Other researchers have found that what triggers the memories isn’t the music as much as the emotional attachment to the music, he continued. “As certain songs are played, I can feel myself changing with the song, because each one brings you to parts of your life that your brain is attached to. When you’re young, and you listen to the same song over and over again, like I did with Springsteen, you have emotions tied to that song; that’s what you’re storing. The emotional part is stored forever, so when that song comes up, the part that stores the emotion … lights up.
“We hope that, by lighting up a part of the brain that we know works, we can reteach people,” he continued, adding that, by seeing pictures and hearing music, Berube believes individuals can relearn peoples’ names and remember things from their past.
As he explained how the photographic journeys process works, Berube popped in a display video, the same one that’s on the company’s Web site: www.journeys2remember.com. A composite of random photographs, the video doesn’t represent an actual family, but shows how the process works. Starting with the subject male’s wife, it proceeds to show photographs of an extended family, including children and grandchildren.
Each individual is moved digitally to the center of the photograph, and their name appears on or near the image. There is accompanying information as well, such as ‘first daughter’ and ‘oldest grandchild.’ This chronological collage is then set to music that, in most cases, the individual would have listened to in his or her teens and 20s.
Moving Pictures was incorporated roughly a year ago, and over the course of that time Berube has been hard at work trying to get a business started with what he considers a sound idea, but limited capital. Along the way, five photographic journeys were essentially given away to selected clients, with four of them experiencing positive results — meaning a real difference in their ability to recognize people and recall events — and the fifth at such an advanced stage of Alzheimer’s that improvement should not have been expected, in Berube’s estimation.
After some false starts with the concept, some venture capital has been raised, and an office has been created in Feeding Hills. The plan moving forward is to aggressively market the concept through the Internet and pitches to individual assisted-living communities.
Clinical trials involving perhaps 150 individuals are currently underway, Berube noted, adding that he is confident that the trials will yield considerably more statistical support for the product and act as a strong selling tool.
All the Way Home
Time will tell if photographic journeys can make the leap from clinical concept to successful business product.
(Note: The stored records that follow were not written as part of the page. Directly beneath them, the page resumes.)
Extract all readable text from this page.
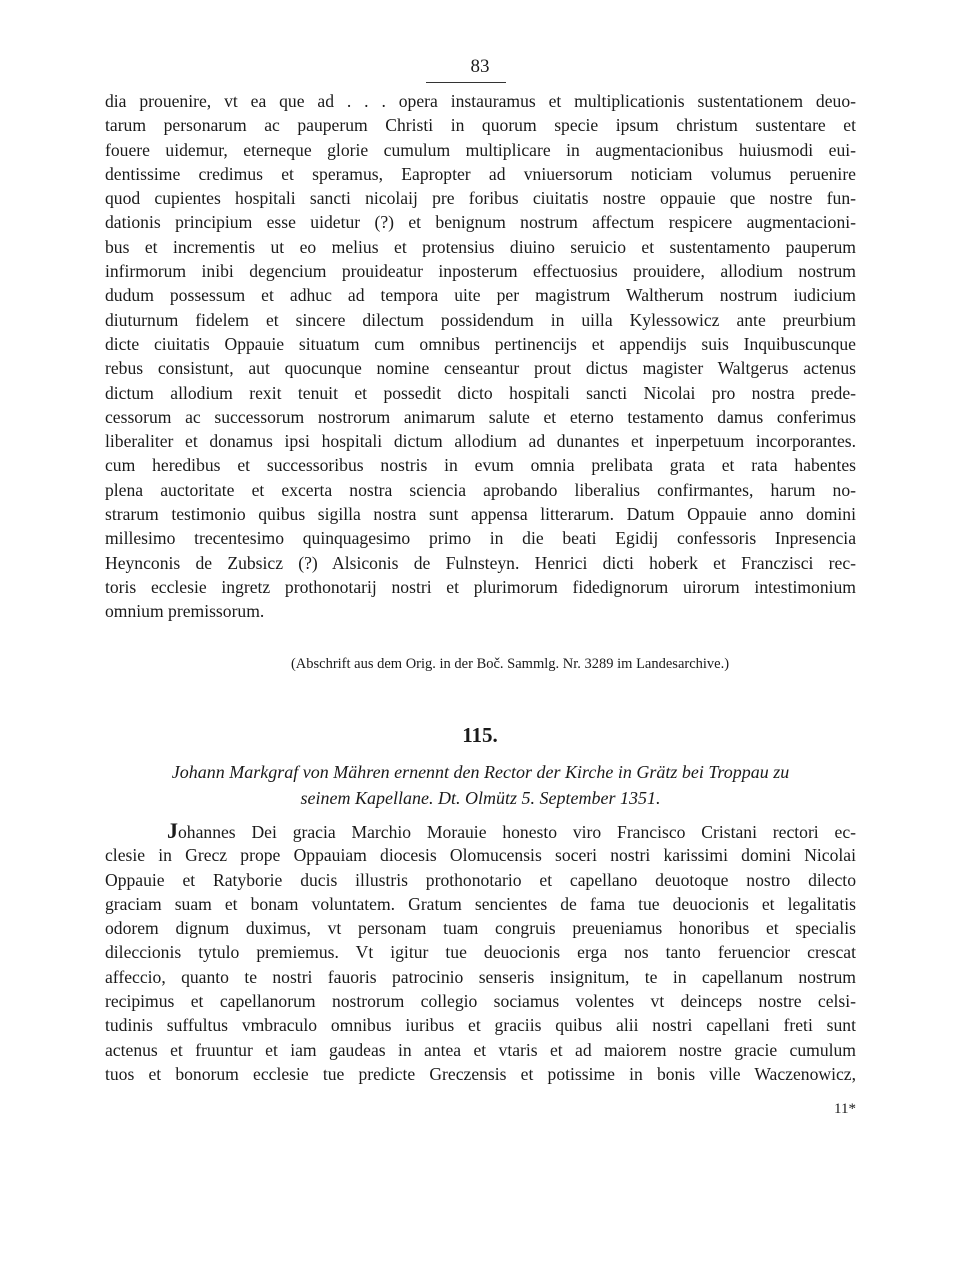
83
dia prouenire, vt ea que ad . . . opera instauramus et multiplicationis sustentationem deuo-
tarum personarum ac pauperum Christi in quorum specie ipsum christum sustentare et
fouere uidemur, eterneque glorie cumulum multiplicare in augmentacionibus huiusmodi eui-
dentissime credimus et speramus, Eapropter ad vniuersorum noticiam volumus peruenire
quod cupientes hospitali sancti nicolaij pre foribus ciuitatis nostre oppauie que nostre fun-
dationis principium esse uidetur (?) et benignum nostrum affectum respicere augmentacioni-
bus et incrementis ut eo melius et protensius diuino seruicio et sustentamento pauperum
infirmorum inibi degencium prouideatur inposterum effectuosius prouidere, allodium nostrum
dudum possessum et adhuc ad tempora uite per magistrum Waltherum nostrum iudicium
diuturnum fidelem et sincere dilectum possidendum in uilla Kylessowicz ante preurbium
dicte ciuitatis Oppauie situatum cum omnibus pertinencijs et appendijs suis Inquibuscunque
rebus consistunt, aut quocunque nomine censeantur prout dictus magister Waltgerus actenus
dictum allodium rexit tenuit et possedit dicto hospitali sancti Nicolai pro nostra prede-
cessorum ac successorum nostrorum animarum salute et eterno testamento damus conferimus
liberaliter et donamus ipsi hospitali dictum allodium ad dunantes et inperpetuum incorporantes.
cum heredibus et successoribus nostris in evum omnia prelibata grata et rata habentes
plena auctoritate et excerta nostra sciencia aprobando liberalius confirmantes, harum no-
strarum testimonio quibus sigilla nostra sunt appensa litterarum. Datum Oppauie anno domini
millesimo trecentesimo quinquagesimo primo in die beati Egidij confessoris Inpresencia
Heynconis de Zubsicz (?) Alsiconis de Fulnsteyn. Henrici dicti hoberk et Franczisci rec-
toris ecclesie ingretz prothonotarij nostri et plurimorum fidedignorum uirorum intestimonium
omnium premissorum.
(Abschrift aus dem Orig. in der Boč. Sammlg. Nr. 3289 im Landesarchive.)
115.
Johann Markgraf von Mähren ernennt den Rector der Kirche in Grätz bei Troppau zu
seinem Kapellane. Dt. Olmütz 5. September 1351.
Johannes Dei gracia Marchio Morauie honesto viro Francisco Cristani rectori ec-
clesie in Grecz prope Oppauiam diocesis Olomucensis soceri nostri karissimi domini Nicolai
Oppauie et Ratyborie ducis illustris prothonotario et capellano deuotoque nostro dilecto
graciam suam et bonam voluntatem. Gratum sencientes de fama tue deuocionis et legalitatis
odorem dignum duximus, vt personam tuam congruis preueniamus honoribus et specialis
dileccionis tytulo premiemus. Vt igitur tue deuocionis erga nos tanto feruencior crescat
affeccio, quanto te nostri fauoris patrocinio senseris insignitum, te in capellanum nostrum
recipimus et capellanorum nostrorum collegio sociamus volentes vt deinceps nostre celsi-
tudinis suffultus vmbraculo omnibus iuribus et graciis quibus alii nostri capellani freti sunt
actenus et fruuntur et iam gaudeas in antea et vtaris et ad maiorem nostre gracie cumulum
tuos et bonorum ecclesie tue predicte Greczensis et potissime in bonis ville Waczenowicz,
11*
Berube knows that, like his road back from his accident and the subsequent physical and neurological ailments, this trek is a long and winding road.
But he firmly believes that the memories summoned by photos of his children and some old Springsteen songs are not the product of chance, but rather a clinical success story he hopes to rewrite for people around the world.
In short, he believes this product, this breakthrough, was — as his favorite musician might say — born to run.